From a newspaper story of the era: "The police force of the island in question is limited to three men of assorted uniforms and arms, who would rather do anything than face danger. Many parts of the world are no better policed and the comparative freedom from fear of punishment makes these gentry bold and aggressive. Jack Holt, in the role of Robert Kendall, shows how a man who believes that the same conditions of comparative honesty and freedom from danger obtain on the island as elsewhere, and finds himself mistaken, runs into a situation where he has to take the law into his own hands. When out in one of his boats, he provides himself with a machine gun and in one encounter with pearl pirates, sinks their schooner when they try to drive him away from his own pearl concession."

== Cast ==
- Jack Holt as Robert Kendall
- Sylvia Breamer as Rita Durand
- Clarence Burton as Nilsson
- Anne Schaefer as Duenna
- Jean De Briac as Perrier
- Edwin Stevens as Michaels
- Willard Louis as Governor of Papeete

==Filming troubles==
From a period newspaper:
"Famous Plea Fruitless.
"Don't give up the ship."
This time this was not the appeal of the famous Perry, but Clarence Burton's instructions, and he found them difficult to carry out, especially when the ship gave him up-by sinking.
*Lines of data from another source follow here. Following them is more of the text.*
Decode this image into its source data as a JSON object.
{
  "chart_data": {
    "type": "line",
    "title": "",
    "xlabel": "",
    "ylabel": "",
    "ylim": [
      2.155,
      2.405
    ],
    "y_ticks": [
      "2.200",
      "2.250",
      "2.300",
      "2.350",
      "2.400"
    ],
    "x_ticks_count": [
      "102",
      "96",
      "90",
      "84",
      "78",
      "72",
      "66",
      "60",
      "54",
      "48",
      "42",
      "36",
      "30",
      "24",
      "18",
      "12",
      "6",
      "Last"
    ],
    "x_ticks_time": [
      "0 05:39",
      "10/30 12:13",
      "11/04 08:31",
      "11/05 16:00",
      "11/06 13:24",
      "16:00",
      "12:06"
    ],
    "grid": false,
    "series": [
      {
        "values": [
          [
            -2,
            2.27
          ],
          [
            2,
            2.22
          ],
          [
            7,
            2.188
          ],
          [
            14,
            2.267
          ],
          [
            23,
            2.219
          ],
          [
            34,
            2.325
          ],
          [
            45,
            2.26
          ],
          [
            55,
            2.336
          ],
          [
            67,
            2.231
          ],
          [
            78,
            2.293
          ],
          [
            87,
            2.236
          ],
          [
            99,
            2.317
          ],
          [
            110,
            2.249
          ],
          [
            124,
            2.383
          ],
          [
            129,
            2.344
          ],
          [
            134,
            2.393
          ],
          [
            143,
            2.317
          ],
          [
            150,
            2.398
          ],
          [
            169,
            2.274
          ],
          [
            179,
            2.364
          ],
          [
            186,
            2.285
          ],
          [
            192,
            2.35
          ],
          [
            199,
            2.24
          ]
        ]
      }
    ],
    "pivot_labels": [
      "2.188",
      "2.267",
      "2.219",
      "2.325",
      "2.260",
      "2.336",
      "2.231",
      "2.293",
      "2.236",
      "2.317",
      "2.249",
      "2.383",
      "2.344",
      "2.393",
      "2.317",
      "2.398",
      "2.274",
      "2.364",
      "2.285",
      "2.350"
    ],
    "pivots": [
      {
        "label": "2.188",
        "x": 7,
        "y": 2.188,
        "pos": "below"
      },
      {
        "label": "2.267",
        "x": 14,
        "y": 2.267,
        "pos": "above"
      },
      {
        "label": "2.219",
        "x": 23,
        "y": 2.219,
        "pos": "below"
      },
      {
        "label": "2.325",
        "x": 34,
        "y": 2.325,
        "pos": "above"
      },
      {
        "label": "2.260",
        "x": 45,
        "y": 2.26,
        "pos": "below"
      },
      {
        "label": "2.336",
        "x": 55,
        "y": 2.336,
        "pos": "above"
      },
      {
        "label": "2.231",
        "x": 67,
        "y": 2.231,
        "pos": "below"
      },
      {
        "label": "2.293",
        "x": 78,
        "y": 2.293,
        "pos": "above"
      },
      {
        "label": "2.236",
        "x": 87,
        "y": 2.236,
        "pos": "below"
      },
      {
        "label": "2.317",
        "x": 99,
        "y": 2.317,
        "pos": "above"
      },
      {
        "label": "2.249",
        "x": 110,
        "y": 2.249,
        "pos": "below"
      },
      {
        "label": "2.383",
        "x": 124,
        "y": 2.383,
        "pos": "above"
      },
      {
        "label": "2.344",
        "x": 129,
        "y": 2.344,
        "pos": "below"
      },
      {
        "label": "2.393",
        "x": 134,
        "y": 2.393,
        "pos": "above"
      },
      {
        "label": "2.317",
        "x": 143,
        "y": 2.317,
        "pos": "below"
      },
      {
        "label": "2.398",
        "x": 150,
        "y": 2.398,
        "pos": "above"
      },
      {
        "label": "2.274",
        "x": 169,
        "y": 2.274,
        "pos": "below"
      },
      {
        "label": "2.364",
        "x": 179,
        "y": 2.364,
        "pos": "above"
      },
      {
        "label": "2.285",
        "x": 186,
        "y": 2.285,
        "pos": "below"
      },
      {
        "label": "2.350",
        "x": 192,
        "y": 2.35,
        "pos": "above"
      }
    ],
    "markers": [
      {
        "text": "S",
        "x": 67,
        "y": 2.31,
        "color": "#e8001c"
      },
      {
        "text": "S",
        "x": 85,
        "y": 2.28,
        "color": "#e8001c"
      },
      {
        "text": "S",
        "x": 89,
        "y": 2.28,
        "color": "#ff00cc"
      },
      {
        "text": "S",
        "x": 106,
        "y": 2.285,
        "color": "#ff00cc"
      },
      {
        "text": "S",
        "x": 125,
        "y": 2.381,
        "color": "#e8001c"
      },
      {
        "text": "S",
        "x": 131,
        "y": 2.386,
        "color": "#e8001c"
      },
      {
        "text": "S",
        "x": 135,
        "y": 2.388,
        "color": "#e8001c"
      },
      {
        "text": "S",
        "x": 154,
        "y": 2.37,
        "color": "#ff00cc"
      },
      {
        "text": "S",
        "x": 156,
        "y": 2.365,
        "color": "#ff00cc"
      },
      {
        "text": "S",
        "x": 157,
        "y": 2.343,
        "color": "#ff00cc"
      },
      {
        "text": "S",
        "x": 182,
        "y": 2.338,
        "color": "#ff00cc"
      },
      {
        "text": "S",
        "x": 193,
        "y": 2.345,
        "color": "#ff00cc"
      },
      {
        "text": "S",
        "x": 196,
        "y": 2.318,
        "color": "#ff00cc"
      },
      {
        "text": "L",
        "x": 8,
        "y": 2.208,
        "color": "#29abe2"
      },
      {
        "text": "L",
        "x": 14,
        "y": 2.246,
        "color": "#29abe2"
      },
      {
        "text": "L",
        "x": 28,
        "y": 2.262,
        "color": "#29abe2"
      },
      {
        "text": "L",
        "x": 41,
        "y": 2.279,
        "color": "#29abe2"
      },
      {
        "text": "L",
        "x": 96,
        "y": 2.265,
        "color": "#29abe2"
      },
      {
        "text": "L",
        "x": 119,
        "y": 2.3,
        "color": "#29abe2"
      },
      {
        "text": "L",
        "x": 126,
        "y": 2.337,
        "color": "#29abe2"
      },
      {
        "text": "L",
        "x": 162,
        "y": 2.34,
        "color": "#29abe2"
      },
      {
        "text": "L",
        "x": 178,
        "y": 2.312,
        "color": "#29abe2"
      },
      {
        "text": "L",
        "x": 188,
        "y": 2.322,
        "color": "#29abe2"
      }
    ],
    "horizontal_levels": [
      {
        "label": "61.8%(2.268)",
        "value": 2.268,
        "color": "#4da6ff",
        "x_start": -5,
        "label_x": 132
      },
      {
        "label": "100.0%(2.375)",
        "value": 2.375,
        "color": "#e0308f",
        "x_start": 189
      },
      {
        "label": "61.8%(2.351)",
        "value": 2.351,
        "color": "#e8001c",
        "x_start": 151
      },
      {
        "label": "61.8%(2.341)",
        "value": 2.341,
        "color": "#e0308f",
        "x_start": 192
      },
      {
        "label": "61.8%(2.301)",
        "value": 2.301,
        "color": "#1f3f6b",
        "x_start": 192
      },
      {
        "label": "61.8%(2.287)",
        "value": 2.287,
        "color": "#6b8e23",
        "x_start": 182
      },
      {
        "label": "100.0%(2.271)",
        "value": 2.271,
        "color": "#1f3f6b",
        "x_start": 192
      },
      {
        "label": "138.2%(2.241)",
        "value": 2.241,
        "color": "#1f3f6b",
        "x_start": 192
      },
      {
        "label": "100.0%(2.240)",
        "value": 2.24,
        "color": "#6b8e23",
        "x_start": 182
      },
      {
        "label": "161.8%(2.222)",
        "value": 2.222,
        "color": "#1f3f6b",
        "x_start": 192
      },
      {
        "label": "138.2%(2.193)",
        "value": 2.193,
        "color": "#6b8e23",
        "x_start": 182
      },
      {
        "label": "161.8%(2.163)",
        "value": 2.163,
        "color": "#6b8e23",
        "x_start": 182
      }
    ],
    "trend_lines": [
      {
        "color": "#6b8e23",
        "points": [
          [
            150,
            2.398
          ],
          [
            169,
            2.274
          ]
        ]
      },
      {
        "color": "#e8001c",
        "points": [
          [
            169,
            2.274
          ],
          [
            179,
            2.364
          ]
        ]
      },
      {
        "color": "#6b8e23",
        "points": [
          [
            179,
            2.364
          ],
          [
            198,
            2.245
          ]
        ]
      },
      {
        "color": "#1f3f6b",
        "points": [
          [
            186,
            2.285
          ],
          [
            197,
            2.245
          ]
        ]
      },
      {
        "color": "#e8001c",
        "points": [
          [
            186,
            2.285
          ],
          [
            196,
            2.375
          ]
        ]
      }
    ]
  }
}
Burton, together with a gang of men who took the parts of pearl divers, was in command of a pearling tug in the new Paramount picture, "The Man Unconquerable." As usual, Burton was the villain. Jack Holt,
the star of the picture, in an armed launch gave him battle. Presently the tug commenced to sink, faster than they had intended.
"Stick to it!" yelled Joseph Henabery, the director, hurrying to get the close-ups. But before he could arrive on the scene the tug had gone under. The only close-ups he secured were of Burton and his pearl divers splashing about on the surface trying to remove their clothes so that they could remain afloat. One of the deck hands on the photographer's boat stood by with a boat hook to pull
them out when they showed signs of going down for the third time. In order to get a good "shot" of the sinking boat it was necessary to drag it by chains to shallow water at high tide and repair it at low tide. For four days a crew of laborers worked at the job; then they sat disgustedly on the beach while they watched the tug towed out to sea again and resunk -this time, properly and with due regard to the fans."

==Filming locations==
Beach scenes were shot along Balboa Beach in California.